Many of his statements challenge conventional wisdom, but I found myself getting excited by these challenges because they felt more authentic than the more formulaic writing-advice texts. For example:
“Until a character with yearning has emerged from your unconscious, I don’t encourage you to write.” (42)
I often feel guilty about not writing enough. However, when I sit there and nothing will come, the frustration is enough to put me off the whole business forever. Butler’s not saying “don’t write,” though. His point is that, until you are writing from the unconscious, you won’t be writing anything of much value. Or, in his words:
“There is no intellect in this world powerful enough to create a great work of novelistic art. Only the unconcscious can fit together the stuff of fiction; the conscious mind cannot.” (85)

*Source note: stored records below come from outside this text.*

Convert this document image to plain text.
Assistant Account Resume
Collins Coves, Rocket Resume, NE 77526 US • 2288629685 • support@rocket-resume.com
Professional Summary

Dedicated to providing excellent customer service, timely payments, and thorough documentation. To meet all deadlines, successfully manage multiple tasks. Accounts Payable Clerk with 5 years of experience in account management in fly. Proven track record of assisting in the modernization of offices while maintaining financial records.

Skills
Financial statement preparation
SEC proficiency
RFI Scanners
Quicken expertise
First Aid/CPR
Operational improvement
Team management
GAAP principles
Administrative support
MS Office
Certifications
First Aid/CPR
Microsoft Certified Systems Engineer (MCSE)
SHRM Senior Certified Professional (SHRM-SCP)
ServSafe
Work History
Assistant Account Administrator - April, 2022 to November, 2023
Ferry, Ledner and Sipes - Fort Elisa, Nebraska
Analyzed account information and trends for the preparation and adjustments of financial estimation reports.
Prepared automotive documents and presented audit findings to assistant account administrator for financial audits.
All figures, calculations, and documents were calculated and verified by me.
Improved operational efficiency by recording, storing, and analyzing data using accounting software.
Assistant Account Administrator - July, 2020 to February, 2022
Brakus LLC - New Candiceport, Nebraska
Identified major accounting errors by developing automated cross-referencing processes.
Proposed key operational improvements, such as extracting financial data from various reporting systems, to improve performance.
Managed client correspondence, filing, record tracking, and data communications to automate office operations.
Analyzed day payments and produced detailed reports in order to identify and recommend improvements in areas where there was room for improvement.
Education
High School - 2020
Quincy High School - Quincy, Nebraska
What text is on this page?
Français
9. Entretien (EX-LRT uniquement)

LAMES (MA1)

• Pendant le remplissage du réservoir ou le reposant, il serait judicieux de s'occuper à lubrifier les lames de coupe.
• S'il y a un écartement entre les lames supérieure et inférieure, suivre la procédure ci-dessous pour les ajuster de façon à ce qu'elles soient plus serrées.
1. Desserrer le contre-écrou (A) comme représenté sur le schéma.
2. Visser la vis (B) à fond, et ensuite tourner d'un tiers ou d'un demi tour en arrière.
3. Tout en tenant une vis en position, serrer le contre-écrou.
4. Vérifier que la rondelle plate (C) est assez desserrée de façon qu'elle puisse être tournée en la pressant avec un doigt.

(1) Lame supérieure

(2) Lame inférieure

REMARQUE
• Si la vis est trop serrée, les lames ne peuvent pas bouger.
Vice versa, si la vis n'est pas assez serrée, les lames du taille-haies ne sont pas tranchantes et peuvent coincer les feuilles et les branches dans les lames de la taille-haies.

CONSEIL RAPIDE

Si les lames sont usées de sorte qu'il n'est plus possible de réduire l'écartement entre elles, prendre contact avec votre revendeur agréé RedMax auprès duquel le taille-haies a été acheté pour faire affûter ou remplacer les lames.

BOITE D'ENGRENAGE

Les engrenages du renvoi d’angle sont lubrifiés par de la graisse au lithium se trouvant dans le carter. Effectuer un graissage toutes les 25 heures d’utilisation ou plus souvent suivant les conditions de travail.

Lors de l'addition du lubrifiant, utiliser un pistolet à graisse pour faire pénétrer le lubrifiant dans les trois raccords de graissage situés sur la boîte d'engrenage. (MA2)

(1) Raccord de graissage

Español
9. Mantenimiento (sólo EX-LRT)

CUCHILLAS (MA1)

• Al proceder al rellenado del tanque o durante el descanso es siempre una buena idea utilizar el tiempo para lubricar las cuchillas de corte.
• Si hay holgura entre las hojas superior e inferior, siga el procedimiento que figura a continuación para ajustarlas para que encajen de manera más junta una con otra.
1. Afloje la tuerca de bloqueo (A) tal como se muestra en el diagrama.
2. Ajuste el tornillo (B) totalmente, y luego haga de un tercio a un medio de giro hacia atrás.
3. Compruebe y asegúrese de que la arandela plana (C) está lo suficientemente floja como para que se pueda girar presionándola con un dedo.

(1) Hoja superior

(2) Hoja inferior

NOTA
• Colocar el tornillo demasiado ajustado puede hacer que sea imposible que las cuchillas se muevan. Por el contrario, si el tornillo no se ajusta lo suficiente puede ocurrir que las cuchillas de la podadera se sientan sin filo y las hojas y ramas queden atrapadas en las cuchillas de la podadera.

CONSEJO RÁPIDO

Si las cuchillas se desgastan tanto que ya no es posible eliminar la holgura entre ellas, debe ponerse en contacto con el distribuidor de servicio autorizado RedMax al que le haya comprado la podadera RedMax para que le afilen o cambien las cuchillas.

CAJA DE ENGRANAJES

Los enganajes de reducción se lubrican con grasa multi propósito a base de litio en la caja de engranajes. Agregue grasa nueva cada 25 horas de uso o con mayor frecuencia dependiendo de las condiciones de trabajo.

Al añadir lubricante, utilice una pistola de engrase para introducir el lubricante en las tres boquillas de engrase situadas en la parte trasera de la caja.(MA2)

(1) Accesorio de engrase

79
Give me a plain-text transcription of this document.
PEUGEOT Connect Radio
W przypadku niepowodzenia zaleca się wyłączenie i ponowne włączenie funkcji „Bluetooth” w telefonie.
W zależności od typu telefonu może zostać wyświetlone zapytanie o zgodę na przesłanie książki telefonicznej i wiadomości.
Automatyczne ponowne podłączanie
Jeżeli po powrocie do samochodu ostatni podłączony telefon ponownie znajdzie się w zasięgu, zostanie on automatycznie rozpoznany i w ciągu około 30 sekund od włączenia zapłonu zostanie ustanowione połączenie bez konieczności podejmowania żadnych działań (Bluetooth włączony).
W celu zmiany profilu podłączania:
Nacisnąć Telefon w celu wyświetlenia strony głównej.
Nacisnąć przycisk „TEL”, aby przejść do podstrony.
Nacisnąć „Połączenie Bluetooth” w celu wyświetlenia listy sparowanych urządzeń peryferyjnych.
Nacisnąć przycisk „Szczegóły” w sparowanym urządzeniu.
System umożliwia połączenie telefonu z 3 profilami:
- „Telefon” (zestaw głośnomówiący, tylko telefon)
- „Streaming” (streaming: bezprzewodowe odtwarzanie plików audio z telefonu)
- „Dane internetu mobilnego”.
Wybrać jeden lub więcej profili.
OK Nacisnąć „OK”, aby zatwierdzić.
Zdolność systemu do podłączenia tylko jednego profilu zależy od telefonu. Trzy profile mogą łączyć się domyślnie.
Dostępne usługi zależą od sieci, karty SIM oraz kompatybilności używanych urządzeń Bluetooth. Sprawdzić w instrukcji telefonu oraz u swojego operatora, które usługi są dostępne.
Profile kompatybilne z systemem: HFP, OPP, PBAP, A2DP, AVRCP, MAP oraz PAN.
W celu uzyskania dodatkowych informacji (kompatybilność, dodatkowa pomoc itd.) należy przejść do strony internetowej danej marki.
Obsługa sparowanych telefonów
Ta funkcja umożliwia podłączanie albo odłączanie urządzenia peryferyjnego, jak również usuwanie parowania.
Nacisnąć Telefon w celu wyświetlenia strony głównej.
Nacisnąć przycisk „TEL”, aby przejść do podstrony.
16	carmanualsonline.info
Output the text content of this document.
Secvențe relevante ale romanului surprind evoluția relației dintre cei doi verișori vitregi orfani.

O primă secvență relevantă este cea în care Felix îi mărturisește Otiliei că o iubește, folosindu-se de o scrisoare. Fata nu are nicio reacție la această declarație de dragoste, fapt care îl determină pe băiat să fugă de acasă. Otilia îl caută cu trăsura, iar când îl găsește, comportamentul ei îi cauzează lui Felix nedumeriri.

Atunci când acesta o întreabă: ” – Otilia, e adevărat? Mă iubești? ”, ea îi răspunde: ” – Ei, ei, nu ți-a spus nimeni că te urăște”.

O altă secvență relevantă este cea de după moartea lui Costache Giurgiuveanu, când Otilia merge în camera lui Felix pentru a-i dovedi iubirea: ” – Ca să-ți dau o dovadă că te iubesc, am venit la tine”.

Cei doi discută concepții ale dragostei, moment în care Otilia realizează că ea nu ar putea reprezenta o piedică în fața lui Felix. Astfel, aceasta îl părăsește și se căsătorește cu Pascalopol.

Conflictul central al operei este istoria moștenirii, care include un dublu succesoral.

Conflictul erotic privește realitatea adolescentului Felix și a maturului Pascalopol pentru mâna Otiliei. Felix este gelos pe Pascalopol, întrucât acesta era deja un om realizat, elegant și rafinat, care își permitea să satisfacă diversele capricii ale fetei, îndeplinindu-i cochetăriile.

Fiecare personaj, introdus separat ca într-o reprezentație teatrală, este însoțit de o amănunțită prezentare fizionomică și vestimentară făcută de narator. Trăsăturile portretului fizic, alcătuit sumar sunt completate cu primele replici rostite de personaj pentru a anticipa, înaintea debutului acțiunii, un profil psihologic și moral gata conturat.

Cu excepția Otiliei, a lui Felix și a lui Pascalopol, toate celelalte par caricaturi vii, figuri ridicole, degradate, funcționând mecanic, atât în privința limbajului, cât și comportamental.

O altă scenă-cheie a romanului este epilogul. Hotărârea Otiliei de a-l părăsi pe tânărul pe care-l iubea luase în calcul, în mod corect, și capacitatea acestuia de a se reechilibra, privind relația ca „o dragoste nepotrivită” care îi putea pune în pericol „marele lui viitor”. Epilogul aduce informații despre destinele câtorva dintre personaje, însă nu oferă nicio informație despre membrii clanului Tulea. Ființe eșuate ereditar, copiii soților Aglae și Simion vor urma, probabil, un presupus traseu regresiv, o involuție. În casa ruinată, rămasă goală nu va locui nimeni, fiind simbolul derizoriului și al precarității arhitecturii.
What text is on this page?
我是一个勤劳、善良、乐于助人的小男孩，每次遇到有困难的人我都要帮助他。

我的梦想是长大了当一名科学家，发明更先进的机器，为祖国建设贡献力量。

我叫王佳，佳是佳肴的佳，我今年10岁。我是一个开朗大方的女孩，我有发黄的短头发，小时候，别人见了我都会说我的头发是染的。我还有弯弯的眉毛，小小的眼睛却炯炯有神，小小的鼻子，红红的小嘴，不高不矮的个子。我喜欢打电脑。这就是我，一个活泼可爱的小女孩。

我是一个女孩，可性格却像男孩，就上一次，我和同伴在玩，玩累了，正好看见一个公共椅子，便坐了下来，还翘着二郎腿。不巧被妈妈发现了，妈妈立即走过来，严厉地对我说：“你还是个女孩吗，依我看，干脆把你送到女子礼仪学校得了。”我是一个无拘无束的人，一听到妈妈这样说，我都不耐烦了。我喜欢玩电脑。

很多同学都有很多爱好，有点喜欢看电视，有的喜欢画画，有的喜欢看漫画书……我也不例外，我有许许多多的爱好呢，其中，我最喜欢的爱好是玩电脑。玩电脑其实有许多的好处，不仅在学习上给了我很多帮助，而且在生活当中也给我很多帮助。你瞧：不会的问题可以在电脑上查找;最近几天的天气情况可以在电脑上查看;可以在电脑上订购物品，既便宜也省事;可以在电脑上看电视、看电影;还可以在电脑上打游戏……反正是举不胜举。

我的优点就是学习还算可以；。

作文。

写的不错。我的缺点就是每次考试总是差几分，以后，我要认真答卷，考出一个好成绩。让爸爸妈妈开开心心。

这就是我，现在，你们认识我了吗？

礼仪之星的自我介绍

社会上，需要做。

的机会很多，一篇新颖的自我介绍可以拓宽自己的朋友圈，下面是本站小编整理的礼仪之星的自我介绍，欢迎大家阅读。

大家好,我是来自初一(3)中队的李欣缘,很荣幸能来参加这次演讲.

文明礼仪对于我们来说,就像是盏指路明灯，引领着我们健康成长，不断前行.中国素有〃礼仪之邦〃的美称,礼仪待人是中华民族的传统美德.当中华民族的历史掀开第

So the solution is to find your way into your unconscious, or to draw your unconscious out. How do you do that? By paying attention to the scenes and images your unconscious mind is offering up and diving into them on the sensual, concrete level, without concerning yourself at first with making conscious sense of it all, giving your unconscious mind time to get all the images out before the conscious mind starts boxing, labeling, and ordering them.
“Voice is the embodiment in language of the contents of your unconscious.” (32)
Another quote that was a great relief to me: “All good novelists have bad memories.” (23) I have always had a horrible memory for details. What sticks with me are emotional impressions and a few sensations and/or images. I’ve always thought that automatically disqualified me from ever attaining “great writing,” but perhaps there’s hope for me yet.
Overall, the lectures are engaging and fresh–not the tired repetition of platitudes found in many texts on writing. The two major exercises he suggests are also immediately useful and feel like authentic work (rather than worksheet-like drills). It sits beside Gardner’s The Art of Fiction and Lamott’s Bird by Bird.
[In case you're wondering, the exercises are: capturing scenes and sensory images from the unconscious, then writing from those (87-95); and the "anecdote exercise," which focuses on moving moment-by-moment through a scene at the sensory-detail level (Ch. 8-9). Of course, that's a horribly abbreviated explanation missing the background of the lectures and the detail with which he describes the exercises.]